Sufficient statistics are in to start a full scale analysis of the Star Trek quiz. (The Babylon 5 quiz needs to be extended with more difficult questions before that can be effectively analyzed.) Details follow.

In the previous version, the only modelling was that of a single classroom. This one is far more involved. These were modelled on a two parameter Rasch fit, which means each question has two assigned parameters: difficulty and discrimination. Unlike the single classroom analysis of the last version, these definitions are driven by the ability of the student answering the question.

If a student has ability level x, then there is a certainly probability of answering a question correctly. If the difficulty of the question has the same value x as the testee’s ability, then there is a 50% probability that the student answers correctly. Students with lesser difficulty have less probability of answering correctly, while students with higher difficulty have greater probability of answering correctly.
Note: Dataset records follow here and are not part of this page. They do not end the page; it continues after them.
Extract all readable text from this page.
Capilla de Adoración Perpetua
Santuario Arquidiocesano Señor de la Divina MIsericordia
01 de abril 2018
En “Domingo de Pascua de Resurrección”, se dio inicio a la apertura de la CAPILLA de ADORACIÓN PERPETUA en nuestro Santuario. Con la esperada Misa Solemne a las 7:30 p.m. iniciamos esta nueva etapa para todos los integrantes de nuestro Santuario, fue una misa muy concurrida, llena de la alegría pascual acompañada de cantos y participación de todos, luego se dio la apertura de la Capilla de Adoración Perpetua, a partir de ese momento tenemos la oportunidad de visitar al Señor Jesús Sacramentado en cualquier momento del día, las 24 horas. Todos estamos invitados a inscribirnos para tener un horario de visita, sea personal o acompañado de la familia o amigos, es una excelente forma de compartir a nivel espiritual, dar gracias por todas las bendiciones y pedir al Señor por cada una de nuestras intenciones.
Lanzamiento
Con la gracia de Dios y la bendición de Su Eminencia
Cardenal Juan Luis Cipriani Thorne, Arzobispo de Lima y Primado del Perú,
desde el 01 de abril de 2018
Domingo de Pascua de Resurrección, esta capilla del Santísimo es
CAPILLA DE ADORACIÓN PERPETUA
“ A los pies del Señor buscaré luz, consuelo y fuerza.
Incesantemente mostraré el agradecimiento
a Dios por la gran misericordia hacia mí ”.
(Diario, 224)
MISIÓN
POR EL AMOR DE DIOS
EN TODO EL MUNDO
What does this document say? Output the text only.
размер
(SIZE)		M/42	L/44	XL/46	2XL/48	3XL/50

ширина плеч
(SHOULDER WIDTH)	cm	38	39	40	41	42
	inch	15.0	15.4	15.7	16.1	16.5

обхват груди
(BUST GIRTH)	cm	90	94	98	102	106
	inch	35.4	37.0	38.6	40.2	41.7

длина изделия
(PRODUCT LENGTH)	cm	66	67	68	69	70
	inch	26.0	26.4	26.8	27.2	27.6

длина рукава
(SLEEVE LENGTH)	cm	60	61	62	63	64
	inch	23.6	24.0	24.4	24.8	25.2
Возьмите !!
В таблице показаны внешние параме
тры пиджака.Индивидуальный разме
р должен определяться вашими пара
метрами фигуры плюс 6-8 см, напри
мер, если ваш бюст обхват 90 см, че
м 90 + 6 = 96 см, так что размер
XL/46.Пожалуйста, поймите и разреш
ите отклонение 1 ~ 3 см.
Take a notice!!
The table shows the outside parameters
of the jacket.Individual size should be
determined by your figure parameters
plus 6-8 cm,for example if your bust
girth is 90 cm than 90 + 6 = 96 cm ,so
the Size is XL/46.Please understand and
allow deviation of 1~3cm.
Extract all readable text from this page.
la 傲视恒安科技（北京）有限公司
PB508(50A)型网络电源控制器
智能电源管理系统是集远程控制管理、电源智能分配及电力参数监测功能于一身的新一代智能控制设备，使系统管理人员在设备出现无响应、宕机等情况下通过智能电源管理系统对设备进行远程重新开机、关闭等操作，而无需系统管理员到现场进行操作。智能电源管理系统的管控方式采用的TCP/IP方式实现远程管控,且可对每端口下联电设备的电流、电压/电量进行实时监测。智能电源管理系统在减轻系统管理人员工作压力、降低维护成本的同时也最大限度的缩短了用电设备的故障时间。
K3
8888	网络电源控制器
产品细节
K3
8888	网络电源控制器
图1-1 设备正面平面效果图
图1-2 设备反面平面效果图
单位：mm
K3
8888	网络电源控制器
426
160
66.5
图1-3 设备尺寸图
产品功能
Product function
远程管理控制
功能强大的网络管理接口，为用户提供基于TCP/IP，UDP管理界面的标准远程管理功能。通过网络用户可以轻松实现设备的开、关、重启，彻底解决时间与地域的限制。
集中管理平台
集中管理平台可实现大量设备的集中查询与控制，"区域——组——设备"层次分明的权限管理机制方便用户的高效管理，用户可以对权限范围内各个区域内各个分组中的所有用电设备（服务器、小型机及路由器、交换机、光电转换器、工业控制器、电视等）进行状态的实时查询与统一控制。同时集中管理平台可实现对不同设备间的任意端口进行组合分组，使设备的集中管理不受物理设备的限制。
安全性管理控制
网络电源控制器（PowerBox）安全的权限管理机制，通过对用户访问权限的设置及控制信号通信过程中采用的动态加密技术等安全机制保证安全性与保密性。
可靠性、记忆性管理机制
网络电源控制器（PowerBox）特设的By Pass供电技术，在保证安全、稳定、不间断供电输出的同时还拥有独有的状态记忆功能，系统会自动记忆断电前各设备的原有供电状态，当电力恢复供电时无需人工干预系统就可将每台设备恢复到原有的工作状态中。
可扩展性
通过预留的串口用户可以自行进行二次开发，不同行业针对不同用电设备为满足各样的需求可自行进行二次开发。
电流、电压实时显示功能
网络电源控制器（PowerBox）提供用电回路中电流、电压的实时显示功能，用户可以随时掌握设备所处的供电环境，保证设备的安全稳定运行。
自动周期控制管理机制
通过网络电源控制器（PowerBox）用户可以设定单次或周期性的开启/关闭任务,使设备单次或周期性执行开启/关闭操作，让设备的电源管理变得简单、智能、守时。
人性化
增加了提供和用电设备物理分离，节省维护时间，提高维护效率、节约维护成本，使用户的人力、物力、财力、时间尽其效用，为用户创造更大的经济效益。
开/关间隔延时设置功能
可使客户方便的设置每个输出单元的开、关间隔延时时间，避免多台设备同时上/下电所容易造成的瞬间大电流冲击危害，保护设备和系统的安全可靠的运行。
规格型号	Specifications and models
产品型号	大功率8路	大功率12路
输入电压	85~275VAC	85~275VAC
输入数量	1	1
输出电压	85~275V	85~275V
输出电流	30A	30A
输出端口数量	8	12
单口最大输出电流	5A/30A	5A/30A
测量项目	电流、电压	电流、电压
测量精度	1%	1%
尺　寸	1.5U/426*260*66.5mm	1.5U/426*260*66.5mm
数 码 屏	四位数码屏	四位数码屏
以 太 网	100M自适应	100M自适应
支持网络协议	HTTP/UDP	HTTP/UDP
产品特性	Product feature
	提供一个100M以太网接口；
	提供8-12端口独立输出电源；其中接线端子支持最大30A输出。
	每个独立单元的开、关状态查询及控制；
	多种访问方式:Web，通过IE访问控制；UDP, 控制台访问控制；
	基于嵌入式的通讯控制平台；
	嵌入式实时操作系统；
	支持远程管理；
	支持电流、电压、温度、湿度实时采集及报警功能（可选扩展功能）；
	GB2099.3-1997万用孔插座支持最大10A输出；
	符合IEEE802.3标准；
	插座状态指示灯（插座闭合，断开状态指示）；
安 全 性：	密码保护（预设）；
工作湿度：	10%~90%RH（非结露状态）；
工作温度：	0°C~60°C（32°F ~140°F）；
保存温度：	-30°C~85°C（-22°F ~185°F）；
The rate at which these probabilities change is related to the item’s discrimination value. A higher discrimination means the change is more sudden.

148 people responded to the quiz, and only 18 of them got 100%. 17 of the 20 questions here can be assigned values on this scale. The remaining three (“Who played Spock,” “James T. Kirk’s middle name” and “bad shirt colour”) questions were too easy to be effectively modelled. (In fact, everybody answered “who played Spock” correctly.) The rest were modelled with a basic structure as follows.

First, I needed to define the parameters of the normal distribution. These is extremely preliminary, as 12% of the testing population got 100%. When a testee scores 100%, his or her ability cannot be measured. At best, a confident lower limit can be assigned. In the long term, I intend to add enough difficult questions that nobody gets 100% on the test, but every question is answered correctly by at least one testee. Still, there appeared to be enough distribution that the 18 testees who scored 100% could be removed and the remaining scores formed a decent normal (bell, Gaussian) distribution. Furthermore, that distribution’s upper tail would account for 14% of the population, which is close enough to the 12% that I went ahead with the fit using this data.

To complete the fit, one must arbitrarily choose the mean and standard deviation for the distribution. Both of these values are taken to be 42. Once that has been established, rudimentary fits can be performed to determine the difficulty and discrimination of the questions. Done properly, I would refit student performance and update the norms and keep going back and forth with Newton-Raphson or Runge-Kutte methods until it is the optimal fit for all parameters. That is the way this will be handled once I start programming the test software. While using Google Forms to administer the test, my analysis tools amount to spreadsheets, so I’m only doing a first generation fit at this point. Approximately 2/3 of testees fall between 0 and 84 for their overall performance.

The actual test parameters came out as follows:

Question | Difficulty | Discrimination |
---|---|---|

1 – Series creator | -52 | 0.03 |

2 – Who played Spock? | Lower than we can measure | Indeterminate |

3 – T. in “James T. Kirk” | Can’t be statistically measured. (146 out of 148 answered this correctly.) | Indeterminate |

4 – Ship’s engineer | -57 | 0.04 |

5 – Last name only? | -110 – This is a very flaky fit. 129 out of 148 answered correctly. | 9 |

6 – Serial number of ship | -47 | 0.03 |

7 – First captain | 119 | 0.05 |

8 – Shirt colour | Too easy to measure. (144 out of 148 answered correctly.) | Indeterminate |

9 – First through Guardian of Forever | 33 | 0.04 |

10 – Real name of Leo Walsh | 46 | 0.035 |

11 – When was Kirk surgically altered? | 91 | 0.015 |

12 – Theme music composer | 92 | 0.025 |

13 – Art director / production designer reference on TNG? | 1 | 0.06 |

14 – Final episode? | 122 | 0.02 |

15 – Cyrano Jones profession | -3 | 0.03 |

16 – What is quadrotriticale? | 56 | 0.03 |

17 – Which episode was referenced in the 30 year anniversary? | 1 | 0.05 |

18 – Species that experiences Pon Farr? | -34 | 0.05 |

19 – Episode without nasty kids? | 36 | 0.02 |

20 – Episode with no sequel? | 20 | 0.02 |

Our DC comics quiz is complete, and our Marvel comics quiz is in progress. Expect to see the first of these on Monday.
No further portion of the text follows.